Dans la nuit du 4 au 5 mai, soit presque un mois après sa disparition, une brève vidéo de vingt et une secondes confirmait qu’il avait bel et bien été enlevé. Assis en tailleur sous une tente, a priori en bonne santé, il expliquait être entre les mains du Groupe de soutien à l’islam et aux musulmans (Jnim, selon son acronyme en arabe). Il demandait à sa «famille, ses amis et les autorités françaises» de faire «tout ce qui est en leur pouvoir» pour qu’il soit libéré.

Un cas «ouvert à la discussion»

Depuis, rien, ou presque.
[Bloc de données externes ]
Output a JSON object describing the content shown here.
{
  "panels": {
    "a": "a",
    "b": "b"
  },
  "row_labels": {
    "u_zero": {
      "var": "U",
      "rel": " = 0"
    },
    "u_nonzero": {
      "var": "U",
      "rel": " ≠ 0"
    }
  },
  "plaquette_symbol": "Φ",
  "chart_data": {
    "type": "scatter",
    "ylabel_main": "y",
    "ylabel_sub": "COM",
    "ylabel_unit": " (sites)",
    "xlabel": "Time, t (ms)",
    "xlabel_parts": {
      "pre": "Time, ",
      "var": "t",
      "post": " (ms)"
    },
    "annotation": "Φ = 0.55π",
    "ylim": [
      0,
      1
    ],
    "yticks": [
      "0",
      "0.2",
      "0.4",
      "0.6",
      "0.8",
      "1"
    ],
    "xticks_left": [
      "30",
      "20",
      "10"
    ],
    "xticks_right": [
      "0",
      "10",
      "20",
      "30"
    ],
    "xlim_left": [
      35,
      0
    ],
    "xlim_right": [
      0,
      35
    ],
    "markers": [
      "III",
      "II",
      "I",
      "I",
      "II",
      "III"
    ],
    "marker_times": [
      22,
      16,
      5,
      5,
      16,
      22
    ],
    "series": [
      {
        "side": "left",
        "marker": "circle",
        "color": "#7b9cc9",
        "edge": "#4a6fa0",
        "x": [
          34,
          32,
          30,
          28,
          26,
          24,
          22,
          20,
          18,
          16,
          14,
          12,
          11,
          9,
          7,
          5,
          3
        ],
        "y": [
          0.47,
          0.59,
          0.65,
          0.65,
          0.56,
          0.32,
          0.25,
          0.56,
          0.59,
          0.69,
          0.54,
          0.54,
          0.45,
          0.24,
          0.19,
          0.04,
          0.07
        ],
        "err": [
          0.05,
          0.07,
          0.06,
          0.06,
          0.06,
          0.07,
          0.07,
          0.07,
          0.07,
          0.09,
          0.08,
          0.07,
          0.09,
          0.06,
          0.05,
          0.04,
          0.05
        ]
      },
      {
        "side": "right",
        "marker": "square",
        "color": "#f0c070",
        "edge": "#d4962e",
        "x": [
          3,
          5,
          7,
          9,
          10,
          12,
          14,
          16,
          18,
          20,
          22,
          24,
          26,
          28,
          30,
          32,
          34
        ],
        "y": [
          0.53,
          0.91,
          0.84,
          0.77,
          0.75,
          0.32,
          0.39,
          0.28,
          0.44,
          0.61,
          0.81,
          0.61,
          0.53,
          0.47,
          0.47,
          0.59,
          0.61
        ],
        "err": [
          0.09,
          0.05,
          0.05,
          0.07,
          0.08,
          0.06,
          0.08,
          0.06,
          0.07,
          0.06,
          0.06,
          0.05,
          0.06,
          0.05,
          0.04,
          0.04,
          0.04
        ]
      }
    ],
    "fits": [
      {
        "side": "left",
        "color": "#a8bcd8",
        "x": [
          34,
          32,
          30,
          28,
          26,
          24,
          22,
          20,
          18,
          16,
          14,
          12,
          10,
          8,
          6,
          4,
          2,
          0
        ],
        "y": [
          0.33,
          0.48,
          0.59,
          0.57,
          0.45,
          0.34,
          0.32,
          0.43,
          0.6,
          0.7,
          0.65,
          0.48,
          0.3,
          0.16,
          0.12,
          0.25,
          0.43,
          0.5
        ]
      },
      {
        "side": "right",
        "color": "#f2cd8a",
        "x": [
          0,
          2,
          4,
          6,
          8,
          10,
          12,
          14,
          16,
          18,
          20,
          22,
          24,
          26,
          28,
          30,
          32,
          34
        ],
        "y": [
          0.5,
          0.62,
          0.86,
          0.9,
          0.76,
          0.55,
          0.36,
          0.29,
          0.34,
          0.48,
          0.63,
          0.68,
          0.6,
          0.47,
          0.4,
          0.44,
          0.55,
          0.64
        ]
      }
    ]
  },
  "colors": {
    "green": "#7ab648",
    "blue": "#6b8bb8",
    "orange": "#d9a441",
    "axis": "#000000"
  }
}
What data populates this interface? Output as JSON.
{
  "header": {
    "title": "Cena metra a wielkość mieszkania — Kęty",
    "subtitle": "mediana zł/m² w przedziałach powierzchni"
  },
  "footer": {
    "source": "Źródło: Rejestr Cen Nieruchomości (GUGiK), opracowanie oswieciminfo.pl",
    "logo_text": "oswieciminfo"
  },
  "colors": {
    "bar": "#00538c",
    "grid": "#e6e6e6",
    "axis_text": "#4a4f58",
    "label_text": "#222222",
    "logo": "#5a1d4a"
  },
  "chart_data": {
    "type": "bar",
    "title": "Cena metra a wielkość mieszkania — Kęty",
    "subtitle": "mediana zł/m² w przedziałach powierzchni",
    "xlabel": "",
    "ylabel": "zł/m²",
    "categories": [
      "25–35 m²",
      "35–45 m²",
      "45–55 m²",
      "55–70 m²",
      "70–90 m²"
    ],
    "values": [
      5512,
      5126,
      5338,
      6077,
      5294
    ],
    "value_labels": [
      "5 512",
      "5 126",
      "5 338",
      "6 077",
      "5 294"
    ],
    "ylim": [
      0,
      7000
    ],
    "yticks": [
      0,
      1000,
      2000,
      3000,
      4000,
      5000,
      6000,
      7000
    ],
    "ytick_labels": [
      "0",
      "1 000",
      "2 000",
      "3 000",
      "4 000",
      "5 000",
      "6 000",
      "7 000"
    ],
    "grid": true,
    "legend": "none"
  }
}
Les jours s’égrènent et le silence s’installe. Aucune revendication officielle, aucune négociation n’ont été rendues publiques. Rien n’a filtré, tant du côté des autorités maliennes que françaises. Jusqu’au 29 septembre où un signe ténu, mais un signe tout de même, est apparu.

«L’otage n’a pas été attiré ni trompé, son cas [est de l’ordre de ce qui] peut être ouvert à la discussion», rapportait sur Twitter Wassim Nasr, journaliste à France 24 et spécialiste des réseaux jihadistes, qui citait une source directe d’Al-Qaeda au Maghreb islamique, parrain du Jnim.

L’interprétation de ces quelques mots permet de comprendre qu’Olivier Dubois a sans doute été piégé initialement par un groupe différent du Jnim, auquel il aurait ensuite été remis. Et les mots «ouvert à la discussion» allument une lueur d’espoir pour ses proches pour qui l’attente et le manque d’informations sont insupportables.

Olivier s’était rendu à Gao dans l’idée de rencontrer Abdallah Ag Albakaye, un lieutenant de l’organisation islamiste armée, intermédiaire dans la hiérarchie. Des lettres, sur papier, à l’ancienne, avaient été échangées grâce à des intermédiaires. L’entretien devait se tenir dans un appartement situé dans la ville de Gao. Olivier a sans doute été enlevé alors qu’il pensait se rendre à ce rendez-vous.

Le geste très généreux des mairies françaises est symbolique. Ces grandes affiches, rappelant son sourire éclatant et son nom en grandes lettres ne suffiront pas pour rendre Olivier aux siens. Mais ces démonstrations publiques permettent à tous de ne pas oublier, de rappeler au public et aux autorités que le devoir d’informer est sacré, que pour cette mission d’information vitale en démocratie un homme a été privé de liberté.

Avec cette espérance aussi que, peut-être, d’une manière ou d’une autre, dans le désert de sable où il est retenu, Olivier recevra l’écho de la mobilisation, qu’il saura que ni ses proches ni ses confrères et consœurs ne l’oublient. Que nous l’attendons tous.